Section 25.2: The Jurisprudence of Memory and Redemption
The proposal to radically shorten statutes of limitation for most crimes is grounded in two distinct and powerful philosophical arguments.
The Cognitive Science Argument: This is based on the overwhelming scientific evidence of the fallibility of human memory. Decades of research in cognitive psychology have shown that memory is not a reliable recording device. It is a reconstructive process, highly susceptible to suggestion, bias, and simple decay over time. The Corbin campaign's argument is that a justice system that allows for trials based on decades-old memories is not a just system. It is a system that invites wrongful convictions and acquittals based on unreliable and often emotionally charged testimony.
The Philosophical Argument: This is based on a belief in the possibility of redemption and personal change. A legal system with extremely long or non-existent statutes of limitation is a system that implicitly believes a person is defined, forever, by the worst act of their past. It is a system of perpetual punishment. A system with shorter, clearer statutes of limitation is one that, while still punishing wrongdoing, allows for the possibility that a person can change, pay their debt to society, and move forward. It is a choice between a legal philosophy of permanent condemnation and one that allows for the possibility of a second act.
Section 25.3: Principle-Based Law vs. Contingency-Based Law
The final set of proposals—using simple, broad principles to close the loopholes exploited by the powerful—is the culmination of the entire legal reform platform. It is an argument for a fundamental shift from a contingency-based legal system to a principle-based one.
Contingency-Based Law (The Status Quo): This is a system that attempts to write a specific rule for every conceivable action and contingency. The result is a multi-million-word legal code that is incomprehensible and full of inevitable gaps and contradictions, which the wealthy can hire experts to exploit.

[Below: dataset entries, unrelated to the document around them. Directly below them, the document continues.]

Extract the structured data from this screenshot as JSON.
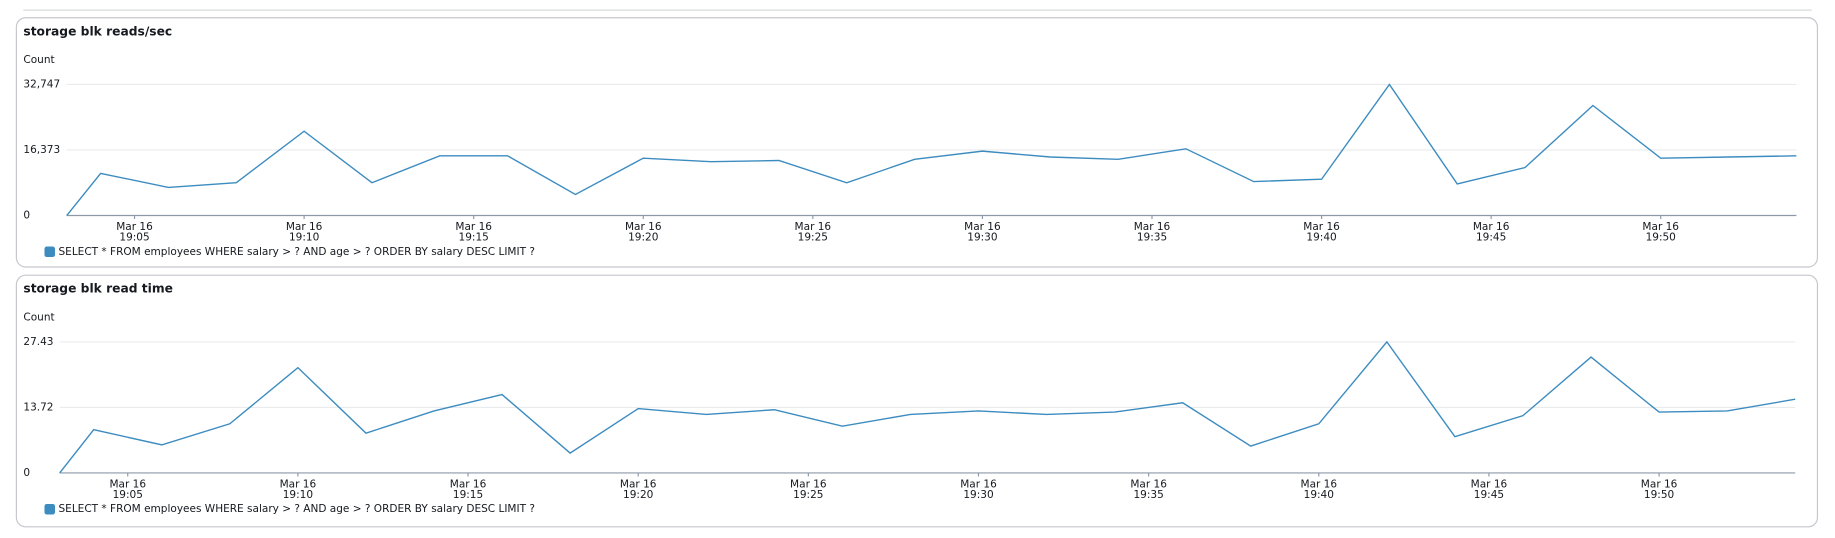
{
  "chart_data": [
    {
      "type": "line",
      "title": "storage blk reads/sec",
      "ylabel": "Count",
      "x": [
        "19:03",
        "19:04",
        "19:06",
        "19:08",
        "19:10",
        "19:12",
        "19:14",
        "19:16",
        "19:18",
        "19:20",
        "19:22",
        "19:24",
        "19:26",
        "19:28",
        "19:30",
        "19:32",
        "19:34",
        "19:36",
        "19:38",
        "19:40",
        "19:42",
        "19:44",
        "19:46",
        "19:48",
        "19:50",
        "19:52",
        "19:54"
      ],
      "xlim": [
        "19:03",
        "19:54"
      ],
      "xtick_date": "Mar 16",
      "xticks": [
        "19:05",
        "19:10",
        "19:15",
        "19:20",
        "19:25",
        "19:30",
        "19:35",
        "19:40",
        "19:45",
        "19:50"
      ],
      "ylim": [
        0,
        32747
      ],
      "yticks": [
        0,
        {
          "value": 16373,
          "label": "16,373"
        },
        {
          "value": 32747,
          "label": "32,747"
        }
      ],
      "grid": true,
      "series": [
        {
          "name": "SELECT * FROM employees WHERE salary > ? AND age > ? ORDER BY salary DESC LIMIT ?",
          "color": "#3d8cc0",
          "values": [
            0,
            10526,
            7017,
            8187,
            21052,
            8187,
            14911,
            14911,
            5263,
            14327,
            13450,
            13742,
            8187,
            14034,
            16081,
            14619,
            14034,
            16666,
            8479,
            9064,
            32747,
            7894,
            11988,
            27484,
            14327,
            14619,
            14911
          ]
        }
      ]
    },
    {
      "type": "line",
      "title": "storage blk read time",
      "ylabel": "Count",
      "x": [
        "19:03",
        "19:04",
        "19:06",
        "19:08",
        "19:10",
        "19:12",
        "19:14",
        "19:16",
        "19:18",
        "19:20",
        "19:22",
        "19:24",
        "19:26",
        "19:28",
        "19:30",
        "19:32",
        "19:34",
        "19:36",
        "19:38",
        "19:40",
        "19:42",
        "19:44",
        "19:46",
        "19:48",
        "19:50",
        "19:52",
        "19:54"
      ],
      "xlim": [
        "19:03",
        "19:54"
      ],
      "xtick_date": "Mar 16",
      "xticks": [
        "19:05",
        "19:10",
        "19:15",
        "19:20",
        "19:25",
        "19:30",
        "19:35",
        "19:40",
        "19:45",
        "19:50"
      ],
      "ylim": [
        0,
        27.43
      ],
      "yticks": [
        0,
        13.72,
        27.43
      ],
      "grid": true,
      "series": [
        {
          "name": "SELECT * FROM employees WHERE salary > ? AND age > ? ORDER BY salary DESC LIMIT ?",
          "color": "#3d8cc0",
          "values": [
            0,
            9.06,
            5.88,
            10.29,
            22.04,
            8.33,
            12.98,
            16.41,
            4.16,
            13.47,
            12.25,
            13.23,
            9.8,
            12.25,
            12.98,
            12.25,
            12.74,
            14.69,
            5.63,
            10.29,
            27.43,
            7.59,
            12.0,
            24.25,
            12.74,
            12.98,
            15.43
          ]
        }
      ]
    }
  ]
}
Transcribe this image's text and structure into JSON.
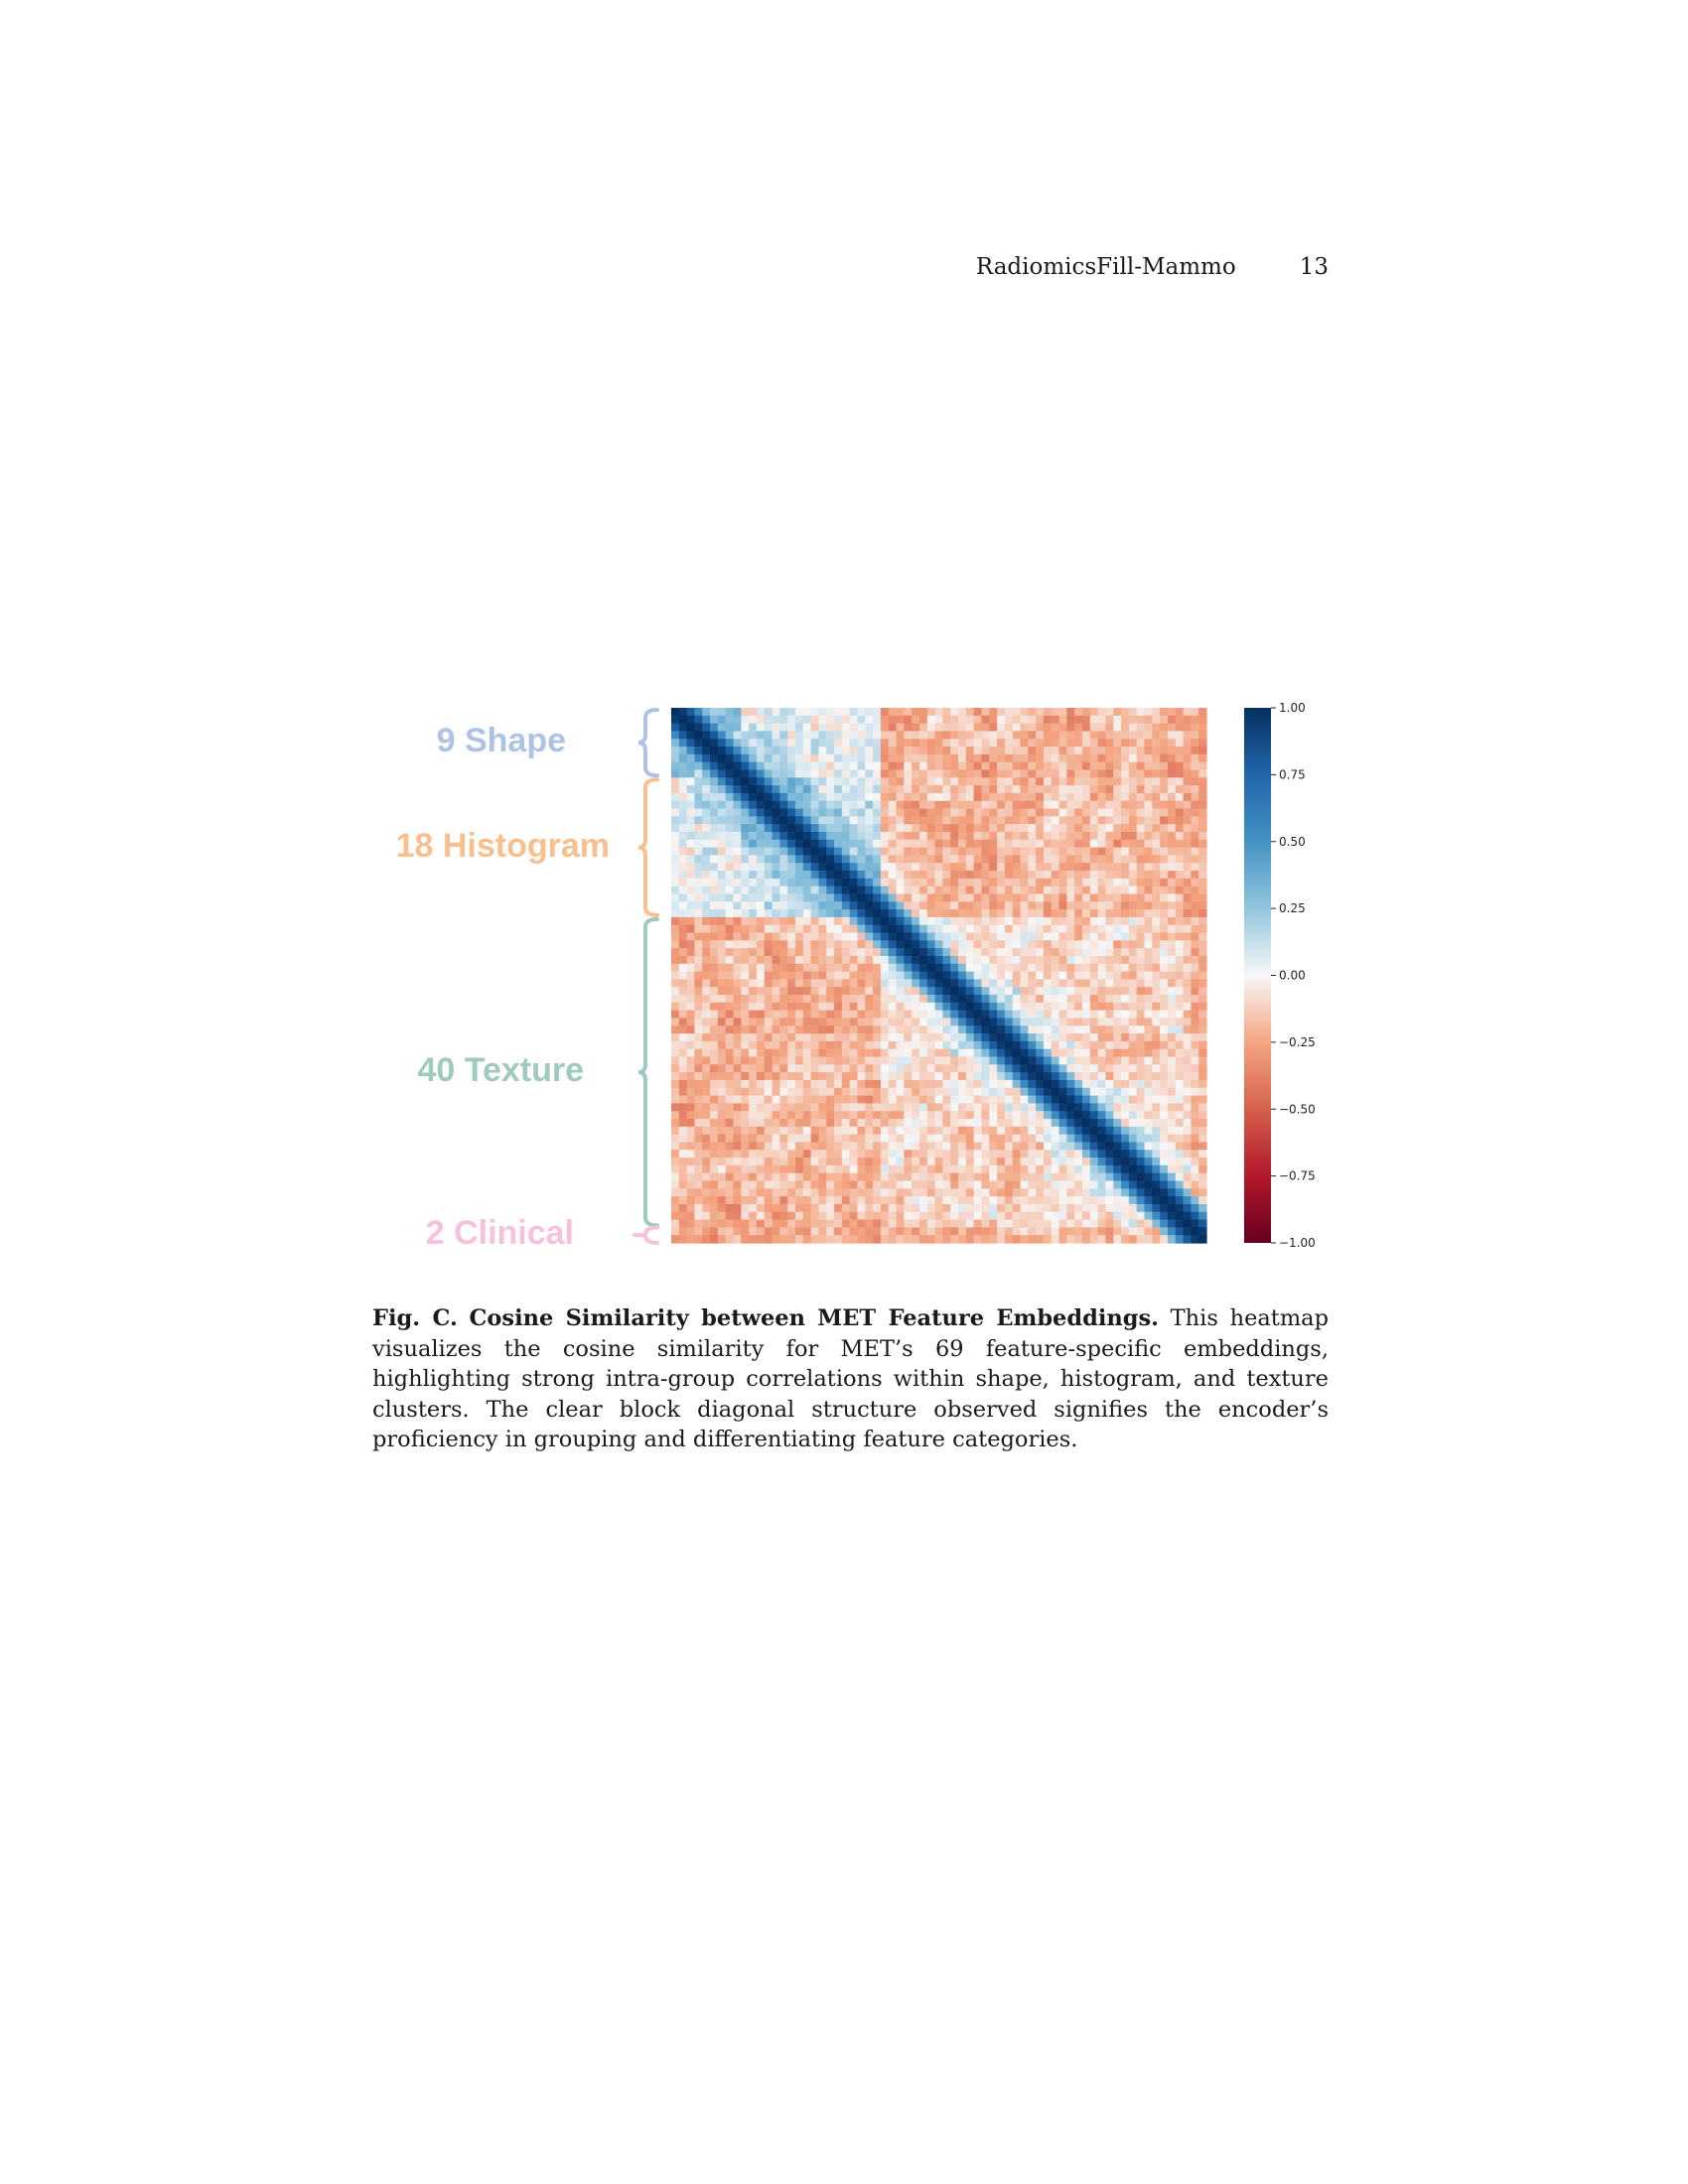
{
  "header": {
    "running_title": "RadiomicsFill-Mammo",
    "page_number": "13"
  },
  "figure": {
    "groups": [
      {
        "label": "9 Shape",
        "count": 9,
        "color": "#aec3e4"
      },
      {
        "label": "18 Histogram",
        "count": 18,
        "color": "#f8c08f"
      },
      {
        "label": "40 Texture",
        "count": 40,
        "color": "#9fcac0"
      },
      {
        "label": "2 Clinical",
        "count": 2,
        "color": "#f7c1dd"
      }
    ]
  },
  "chart_data": {
    "type": "heatmap",
    "n_features": 69,
    "value_range": [
      -1.0,
      1.0
    ],
    "colormap": "RdBu",
    "diagonal_value": 1.0,
    "colorbar_ticks": [
      "1.00",
      "0.75",
      "0.50",
      "0.25",
      "0.00",
      "−0.25",
      "−0.50",
      "−0.75",
      "−1.00"
    ]
  },
  "caption": {
    "label": "Fig. C.",
    "title": "Cosine Similarity between MET Feature Embeddings.",
    "text": "This heatmap visualizes the cosine similarity for MET’s 69 feature-specific embeddings, highlighting strong intra-group correlations within shape, histogram, and texture clusters. The clear block diagonal structure observed signifies the encoder’s proficiency in grouping and differentiating feature categories."
  }
}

Principle-Based Law (The MARG Proposal): This is a system built on a few, simple, and universally understandable principles (e.g., "You are responsible for the debts of the entities you control").
The argument is that a simple, principle-based system is ultimately more robust and harder to game. While a clever lawyer can always find a way around a specific, detailed rule, it is much harder to argue to a jury of one's peers that one has not violated a clear, common-sense principle. This is a deeply democratic vision of the law, one that seeks to return the power of judgment from a small, elite class of legal experts to the common sense of the citizenry.